Our laboratory houses state-of-the-art laser-based ARPES systems with ultra-high energy（~ 1.5 meV）and momentum resolution, enabling precise investigation of fine electronic structures in quantum materials. These capabilities allow us to resolve subtle many-body interactions, including electron–electron correlations and electron–phonon coupling, providing critical insights into the emergent phenomena of advanced materials.

Our custom-built micro-ARPES system uniquely combines deep ultraviolet laser sources with sub-micron spatial resolution and high-efficiency spin detection. This capability allows us to probe local electronic structures and spin textures in small samples and spatially inhomogeneous materials with exceptional precision.

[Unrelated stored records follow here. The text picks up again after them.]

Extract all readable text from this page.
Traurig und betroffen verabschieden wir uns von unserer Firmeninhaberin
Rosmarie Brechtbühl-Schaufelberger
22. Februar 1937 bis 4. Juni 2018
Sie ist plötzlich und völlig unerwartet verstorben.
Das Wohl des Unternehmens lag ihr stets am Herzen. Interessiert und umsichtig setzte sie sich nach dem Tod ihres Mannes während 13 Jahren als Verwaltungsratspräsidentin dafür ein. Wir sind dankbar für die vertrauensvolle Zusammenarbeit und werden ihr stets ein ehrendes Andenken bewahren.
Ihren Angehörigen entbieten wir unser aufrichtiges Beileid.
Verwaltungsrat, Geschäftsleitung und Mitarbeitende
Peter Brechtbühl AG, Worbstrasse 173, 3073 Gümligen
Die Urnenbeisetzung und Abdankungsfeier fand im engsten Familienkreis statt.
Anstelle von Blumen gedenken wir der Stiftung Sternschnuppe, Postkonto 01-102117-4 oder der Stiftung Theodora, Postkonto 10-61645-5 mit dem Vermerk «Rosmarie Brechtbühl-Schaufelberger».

Molecular Beam Epitaxy (MBE) is a highly controlled thin-film deposition technique used to grow single-crystal materials with atomic precision. In MBE, ultrapure elemental sources are heated in ultra-high vacuum, producing molecular or atomic beams that condense on a heated substrate to form epitaxial layers. The slow deposition rate allows for precise control of thickness, composition, and interface quality, making MBE ideal for fabricating complex heterostructures and quantum materials. Real-time monitoring techniques such as RHEED (Reflection High-Energy Electron Diffraction) enable in-situ growth analysis. MBE plays a crucial role in semiconductor research, quantum devices, and low-dimensional material synthesis.

Ultrafast reflectivity experiments use femtosecond laser pulses to photoexcite materials and probe the subsequent transient changes in reflectivity. This technique captures carrier dynamics, phonon relaxation, and phase transitions on their native timescales, providing critical insights into nonequilibrium phenomena and quasiparticle interactions.